Он смотрит на меня, как на идиотку. Вообще-то, на меня довольно часто так смотрят, а неприглядная правда заключается в том, что делают это люди непонимающие, закрытые, не обладающие, скажем так, необходимой для понимания информацией. Как нельзя начать читать, не зная алфавита, так нельзя вникнуть во многие вещи, если только о них не задумываться. Нынешняя же система образования не предполагает, чтобы кто-нибудь хоть о чем-нибудь в своей жизни научился задумываться. Вместо этого учителя обвиняли нас в обладании клиповым мышлением и неумением думать и концентрироваться. Сами они этого тоже не умеют. Они пересказывают своим ученикам готовые выводы, единственно верные, не допускающие оспаривания, и потому не предполагающие размышления о себе. Не уверена в том, задумывался ли кто-нибудь вообще об этих вещах, и дошли ли до нас выводы без изменений – ведь учителя, вне всяких сомнений, сделали их не сами. В их головы готовые выводы были вложены их учителями, которые тоже запрещали оспаривать. Великолепный образчик продуктов такой системы обучения преподавал у меня в школе литературу: я и по сей день поминаю недобрым словом эту чудную женщину, перевиравшую все сюжеты и самозабвенно уверяющую нас, что Воланд и Иешуа есть одно и то же. Дьявол, мол, и хромает потому, что ему гвоздь в ногу вбили… Расскажу ему – пусть посмеется!

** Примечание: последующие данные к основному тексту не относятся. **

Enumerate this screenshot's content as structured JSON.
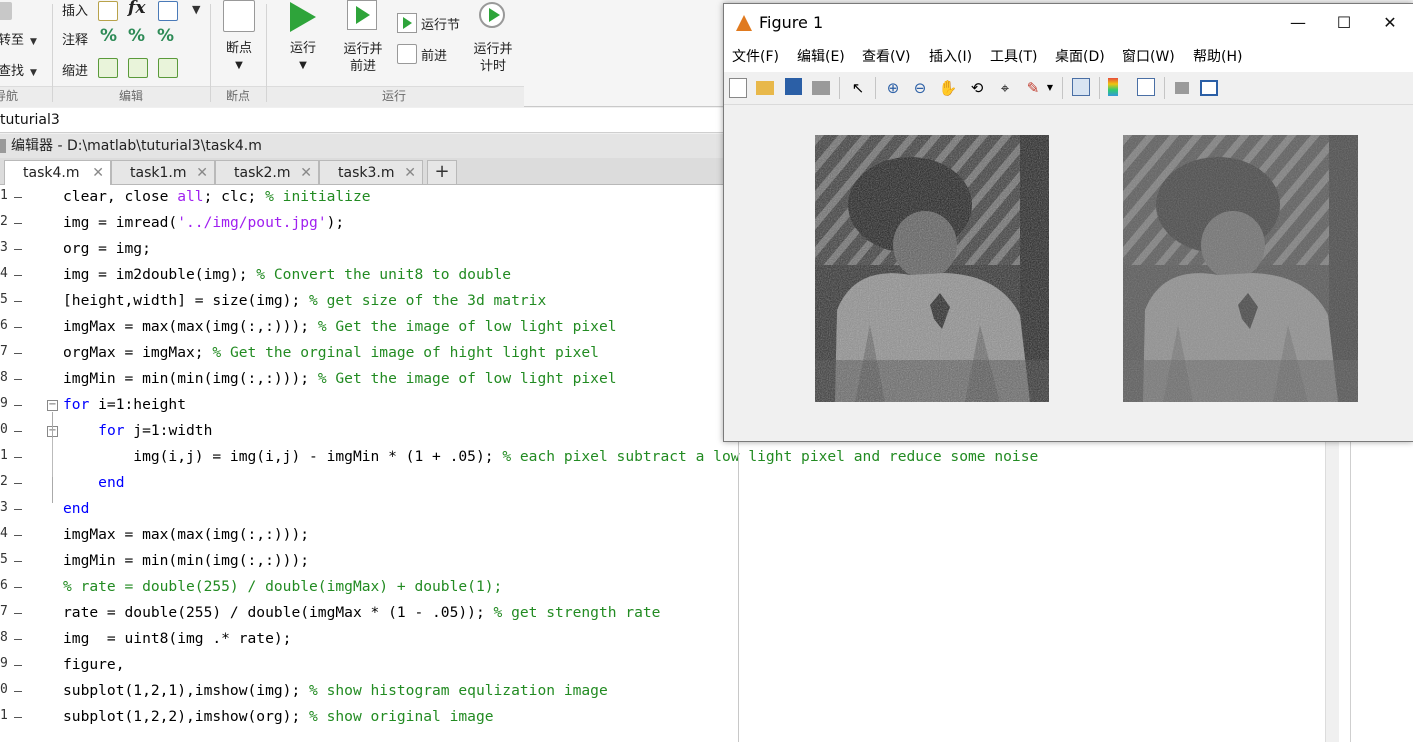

Я не считаю допустимым жалеть идиотов и сострадать им, равно как и не хочу осуждать их: в конце концов, не мы выбираем себе учителей, однако именно мы сами решаем не сомневаться и не критиковать предлагаемые нам решения. Отказавшиеся от осмысленного потребления информации делают это осознанно и по доброй воле становятся идиотами. Нет, я не осуждаю их: страна у нас номинально свободная – пусть делают, что хотят.

На Мишку и его презрительный взгляд я, конечно, не обижаюсь: он, если бы и захотел, всё равно не признал бы в профессоре Лукавом Дьявола: у него попросту недостаточно данных, чтобы сопоставить. Для него наш новый хирург – это просто немолодой хромой мужчина с гетерохромией, да и то, если только сам Мишка знает слово «гетерохромия».

– Новый препод, – недовольно бурчит он, поняв, что я искренне жду ответа, а пристальные взгляды нисколько меня не смущают.

– Это-то понятно, – отвечаю. – А старая где?

По лицу – Мишка заказывает глаза и начинает хватать ртом воздух, чтобы успокоиться – понимаю, что он изо всех сил сдерживается, чтобы не ответить мне рифмой. А что, позвольте, странного или досаждающего в моём вопросе? Не хочет же он сказать, что кроме меня, им никто не задался? В этом меня не переубедить.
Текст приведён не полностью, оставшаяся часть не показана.